My recent essay, Debating TV News, answering a Blog reader’s questions about the state of the news, has prompted a most interesting response … from Cameron Bell.
News junkies … and informed newsroom managers right across North America … will know Cameron Bell: as News Director at BCTV, Bell .. along with Assignment Editor Keith Bradbury … took the Newshour from Number Three spot in Vancouver’s local television news ratings in the 1960s to the Number One rated local news program, in terms of market share, not just in Vancouver or B.C., but by the 1980s throughout North America!

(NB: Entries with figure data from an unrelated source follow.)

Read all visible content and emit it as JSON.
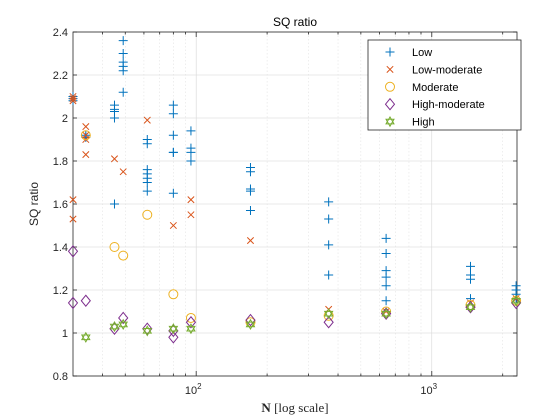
{
  "chart_data": {
    "type": "scatter",
    "title": "SQ ratio",
    "ylabel": "SQ ratio",
    "xlabel_bold": "N",
    "xlabel_rest": " [log scale]",
    "x_scale": "log",
    "xlim": [
      30,
      2300
    ],
    "ylim": [
      0.8,
      2.4
    ],
    "yticks": [
      0.8,
      1,
      1.2,
      1.4,
      1.6,
      1.8,
      2,
      2.2,
      2.4
    ],
    "ytick_labels": [
      "0.8",
      "1",
      "1.2",
      "1.4",
      "1.6",
      "1.8",
      "2",
      "2.2",
      "2.4"
    ],
    "xticks_major": [
      100,
      1000
    ],
    "xtick_labels": [
      {
        "base": "10",
        "exp": "2"
      },
      {
        "base": "10",
        "exp": "3"
      }
    ],
    "grid": true,
    "legend_position": "top-right",
    "series": [
      {
        "name": "Low",
        "marker": "plus",
        "color": "#0072BD",
        "points": [
          [
            30,
            2.1
          ],
          [
            30,
            2.09
          ],
          [
            30,
            2.08
          ],
          [
            34,
            1.92
          ],
          [
            34,
            1.91
          ],
          [
            45,
            2.06
          ],
          [
            45,
            2.04
          ],
          [
            45,
            2.03
          ],
          [
            45,
            2.0
          ],
          [
            45,
            1.6
          ],
          [
            49,
            2.36
          ],
          [
            49,
            2.3
          ],
          [
            49,
            2.26
          ],
          [
            49,
            2.24
          ],
          [
            49,
            2.22
          ],
          [
            49,
            2.12
          ],
          [
            62,
            1.9
          ],
          [
            62,
            1.88
          ],
          [
            62,
            1.76
          ],
          [
            62,
            1.74
          ],
          [
            62,
            1.72
          ],
          [
            62,
            1.7
          ],
          [
            62,
            1.66
          ],
          [
            80,
            2.06
          ],
          [
            80,
            2.02
          ],
          [
            80,
            1.92
          ],
          [
            80,
            1.84
          ],
          [
            80,
            1.84
          ],
          [
            80,
            1.65
          ],
          [
            95,
            1.94
          ],
          [
            95,
            1.86
          ],
          [
            95,
            1.84
          ],
          [
            95,
            1.8
          ],
          [
            170,
            1.77
          ],
          [
            170,
            1.75
          ],
          [
            170,
            1.67
          ],
          [
            170,
            1.66
          ],
          [
            170,
            1.57
          ],
          [
            365,
            1.61
          ],
          [
            365,
            1.53
          ],
          [
            365,
            1.41
          ],
          [
            365,
            1.27
          ],
          [
            640,
            1.44
          ],
          [
            640,
            1.37
          ],
          [
            640,
            1.29
          ],
          [
            640,
            1.26
          ],
          [
            640,
            1.22
          ],
          [
            640,
            1.15
          ],
          [
            1460,
            1.31
          ],
          [
            1460,
            1.27
          ],
          [
            1460,
            1.25
          ],
          [
            1460,
            1.16
          ],
          [
            2280,
            1.22
          ],
          [
            2280,
            1.2
          ],
          [
            2280,
            1.18
          ],
          [
            2280,
            1.16
          ]
        ]
      },
      {
        "name": "Low-moderate",
        "marker": "x",
        "color": "#D95319",
        "points": [
          [
            30,
            2.1
          ],
          [
            30,
            2.09
          ],
          [
            30,
            2.08
          ],
          [
            30,
            1.62
          ],
          [
            30,
            1.53
          ],
          [
            34,
            1.96
          ],
          [
            34,
            1.92
          ],
          [
            34,
            1.9
          ],
          [
            34,
            1.83
          ],
          [
            45,
            1.81
          ],
          [
            49,
            1.75
          ],
          [
            62,
            1.99
          ],
          [
            80,
            1.5
          ],
          [
            95,
            1.62
          ],
          [
            95,
            1.55
          ],
          [
            170,
            1.43
          ],
          [
            365,
            1.11
          ],
          [
            640,
            1.1
          ],
          [
            1460,
            1.14
          ],
          [
            2280,
            1.16
          ]
        ]
      },
      {
        "name": "Moderate",
        "marker": "circle",
        "color": "#EDB120",
        "points": [
          [
            34,
            1.92
          ],
          [
            45,
            1.4
          ],
          [
            49,
            1.36
          ],
          [
            62,
            1.55
          ],
          [
            80,
            1.18
          ],
          [
            95,
            1.07
          ],
          [
            170,
            1.05
          ],
          [
            365,
            1.08
          ],
          [
            640,
            1.1
          ],
          [
            1460,
            1.13
          ],
          [
            2280,
            1.15
          ]
        ]
      },
      {
        "name": "High-moderate",
        "marker": "diamond",
        "color": "#7E2F8E",
        "points": [
          [
            30,
            1.38
          ],
          [
            30,
            1.14
          ],
          [
            34,
            1.15
          ],
          [
            45,
            1.02
          ],
          [
            49,
            1.07
          ],
          [
            62,
            1.02
          ],
          [
            80,
            1.01
          ],
          [
            80,
            0.98
          ],
          [
            95,
            1.05
          ],
          [
            170,
            1.06
          ],
          [
            365,
            1.05
          ],
          [
            640,
            1.09
          ],
          [
            1460,
            1.12
          ],
          [
            2280,
            1.14
          ]
        ]
      },
      {
        "name": "High",
        "marker": "hexagram",
        "color": "#77AC30",
        "points": [
          [
            34,
            0.98
          ],
          [
            45,
            1.03
          ],
          [
            49,
            1.04
          ],
          [
            62,
            1.01
          ],
          [
            80,
            1.02
          ],
          [
            95,
            1.02
          ],
          [
            170,
            1.04
          ],
          [
            365,
            1.09
          ],
          [
            640,
            1.09
          ],
          [
            1460,
            1.12
          ],
          [
            2280,
            1.15
          ]
        ]
      }
    ]
  }
}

They broke new ground and set new ratings records by emphasizing … not just a competent photogenic anchor … but most of all top quality pictures and top quality stories, told by top quality reporters and top quality story tellers.
It cost a fortune; it was a difficult challenge … raising the jourmalistic bar so high .. but it worked … and the viewers responded with top ratings numbers and top advertising revenues!
I am so humbled that Bell took the time to respond in great detail to my recent musings about the state of the news in Vancouver, I will post his ENTIRE analysis here (with his permission) … worthy thoughts for those who care: and it no doubt applies in just about every local newsroom across the continent. Read it … and weep!
From Cameron Bell:
The first concerns the quality and originality of efforts that are being made by the people still employed and with the resources still available in the ‘major’ newsrooms.
Last week, for example, The Province produced an amusing piece by Damian Inwood on the new warmup suits for Canadian Olympic athletes. He wore one in public, solicited and reported the feedback. It was a good piece.
(To me, the suits looked like great camouflage for a stealthy assault on lawn flamingos)
But, I wonder why those stations chose to prove they can read a newspaper, rather than choosing to use the reporter/camera/editor resources on an original story? They didn’t even try to advance silly suit story in any of the several ways they could have explored.
They just copied. Duh!
My second question is why any self-respecting reporter would accept an assignment to follow and match the Province?
Could it be that those reporters at the beginning of that day were unable to present their Assignment desks with the raw material for any original pieces? My experience over 20+ years on the inside was that the most exciting thing that could happen in the morning was to receive a call from a staffer with a quality lead on a really good story, an original story. It was one of the rarer events, too.
The repeaters are able to provide a passable version of any story that has been pre-owned (to borrow a phrase from the pre-owned auto world)
reporter repeater ask, enroute, ‘what’s the story?’
If I had a major investment in a television/radio/newspaper operation these days, I’d be very concerned about the willingness on the front line to produce programs that lack any appreciably unique reason to view or read. In the long run, they can’t attract audiences with a promise of news that is available a day earlier, in a newspaper (and website)
(In the even longer run, the conglomerate will devour its own outlets – as the audience realizes that you don’t need newspapers and television to tell you the same story twice.)
There is, indeed, an opportunity for synergy between related newspapers and television news rooms. It is not, however, through supporting managers and front line workers who cannot demand, identify or produce original stories.